7 Fort de son principe d’instabilité, le film peut alors glisser d’un personnage à l’autre (le fils aîné de Nathalie prend les rênes du récit), d’un milieu à l’autre (la mère déclassée, le fils qui fraye avec de petites frappes, bientôt avec le milieu du banditisme), d’un espace à l’autre (d’un appartement de la classe moyenne aux rues louches et aux terrains vagues), d’un affect à l’autre (du cocon familial rassurant à la brutalité de la rue). Les personnages s’enfoncent chacun à leur tour dans un tissu de mensonges qui dédoublent la réalité tangible d’un arrière-monde interlope et de tractations insondables. Ainsi, le film s’avère tout aussi convaincant dans sa description sociale – mère célibataire, crise d’adolescence, difficultés liées à l’emploi – que lorsqu’il fait turbiner la machine romanesque à plein régime, avec ses histoires de gangsters (Gilbert Melki), de dettes et de vols de diamants. La légère artificialité des scènes d’intérieur, avec leur lot de crispations familiales et de crises de nerfs, est compensée par les lignes de fuite d’une mise en scène sans cesse requise par l’appel de l’extérieur et le dédale des rues parisiennes.

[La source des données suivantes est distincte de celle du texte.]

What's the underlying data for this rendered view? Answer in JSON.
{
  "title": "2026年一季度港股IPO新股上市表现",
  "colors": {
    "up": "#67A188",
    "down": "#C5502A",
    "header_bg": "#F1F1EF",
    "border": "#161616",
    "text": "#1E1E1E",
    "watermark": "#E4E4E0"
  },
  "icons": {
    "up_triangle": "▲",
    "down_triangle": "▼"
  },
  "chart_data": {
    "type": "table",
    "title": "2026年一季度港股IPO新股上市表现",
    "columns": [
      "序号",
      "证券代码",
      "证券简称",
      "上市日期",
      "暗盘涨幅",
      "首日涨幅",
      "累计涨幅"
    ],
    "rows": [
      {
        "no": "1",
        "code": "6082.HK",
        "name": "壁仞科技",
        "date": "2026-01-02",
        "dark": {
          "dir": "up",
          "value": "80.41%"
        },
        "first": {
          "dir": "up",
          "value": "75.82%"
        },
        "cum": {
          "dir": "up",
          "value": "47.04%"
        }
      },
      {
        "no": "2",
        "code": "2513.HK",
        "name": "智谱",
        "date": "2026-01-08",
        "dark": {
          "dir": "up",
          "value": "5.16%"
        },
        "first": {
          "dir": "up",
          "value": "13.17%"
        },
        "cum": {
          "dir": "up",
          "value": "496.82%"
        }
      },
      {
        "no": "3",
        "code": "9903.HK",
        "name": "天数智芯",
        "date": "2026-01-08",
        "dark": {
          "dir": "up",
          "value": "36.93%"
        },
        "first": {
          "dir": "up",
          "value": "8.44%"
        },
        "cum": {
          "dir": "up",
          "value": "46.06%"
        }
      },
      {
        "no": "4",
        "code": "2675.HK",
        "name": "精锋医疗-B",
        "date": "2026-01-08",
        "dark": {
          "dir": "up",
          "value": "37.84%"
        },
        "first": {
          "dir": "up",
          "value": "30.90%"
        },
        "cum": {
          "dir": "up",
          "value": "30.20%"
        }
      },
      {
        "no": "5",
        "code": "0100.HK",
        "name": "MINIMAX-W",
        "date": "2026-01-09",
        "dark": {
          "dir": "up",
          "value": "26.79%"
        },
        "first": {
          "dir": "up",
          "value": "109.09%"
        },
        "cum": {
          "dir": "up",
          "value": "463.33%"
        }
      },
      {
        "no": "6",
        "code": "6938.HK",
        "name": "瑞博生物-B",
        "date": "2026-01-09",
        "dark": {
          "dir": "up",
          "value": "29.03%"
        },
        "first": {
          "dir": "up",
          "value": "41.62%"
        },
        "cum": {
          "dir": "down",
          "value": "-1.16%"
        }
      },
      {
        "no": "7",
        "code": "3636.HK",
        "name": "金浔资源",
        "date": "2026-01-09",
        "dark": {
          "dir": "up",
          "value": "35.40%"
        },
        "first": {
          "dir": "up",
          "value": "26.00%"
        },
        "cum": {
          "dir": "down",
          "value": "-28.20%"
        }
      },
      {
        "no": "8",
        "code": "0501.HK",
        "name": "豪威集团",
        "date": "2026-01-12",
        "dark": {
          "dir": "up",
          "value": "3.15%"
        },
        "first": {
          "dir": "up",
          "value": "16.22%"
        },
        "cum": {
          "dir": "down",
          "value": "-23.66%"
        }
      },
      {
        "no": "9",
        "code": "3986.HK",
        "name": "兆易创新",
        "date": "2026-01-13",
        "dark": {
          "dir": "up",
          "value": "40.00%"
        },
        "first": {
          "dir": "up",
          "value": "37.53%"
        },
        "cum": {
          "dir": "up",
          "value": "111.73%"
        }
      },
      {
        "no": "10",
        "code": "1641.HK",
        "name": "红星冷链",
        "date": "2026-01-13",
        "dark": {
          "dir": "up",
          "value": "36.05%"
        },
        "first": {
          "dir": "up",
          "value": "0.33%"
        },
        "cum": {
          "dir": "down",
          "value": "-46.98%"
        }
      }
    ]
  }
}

8 Emmanuelle Cuau applique à la lettre la grande leçon de la série B hollywoodienne : chaque personnage porte en lui un stratagème caché, qui ne se donne à saisir que dans la succession de ses actes. À terme, ce thriller domestique, ramassé et inventif, mais trop court pour se conclure d’une manière véritablement convaincante, réalise pourtant la synthèse de ce que le cinéma d’auteur français sait faire de mieux : caresser les secrets et les sombres trafics qui remuent en profondeur, sous la surface du quotidien.

9 Mathieu Macheret

L’autre côté de l’espoir

de Aki Kaurismäki, film finlandais (1 h 38), avec Sherwan Haji, Sakari Kuosmanen…

10 Dans la nuit d’Helsinki, le film commence par un écho : un départ (un Finlandais, Wikström [Sakari Kuosmanen], quitte sa femme décidément trop alcoolique) et une arrivée (un Syrien, Khaled [Sherwan Haji], débarque caché dans un conteneur). Le cinéphile aguerri comprend qu’il attend la rencontre et, pourtant, L’autre côté de l’espoir ne la livre pas tout de suite, non pour signifier qu’elle est secondaire, mais pour mieux montrer ce qu’elle brasse. Wikström erre et manigance d’abord quelques affaires, puis se retrouve aux commandes d’un improbable bistrot, avec plus d’employés que de clients. Khaled remonte la trace de sa sœur perdue en Europe, puis est amoché par une milice nocturne. Les corps titubent et trébuchent sur leurs trajectoires respectives, auxquelles le film offre le temps nécessaire pour y mêler burlesque et mélancolie. Quand la rencontre se fait enfin, ce n’est plus celle de deux idées mais de deux personnages, dont l’un a autant besoin de l’autre pour continuer son histoire.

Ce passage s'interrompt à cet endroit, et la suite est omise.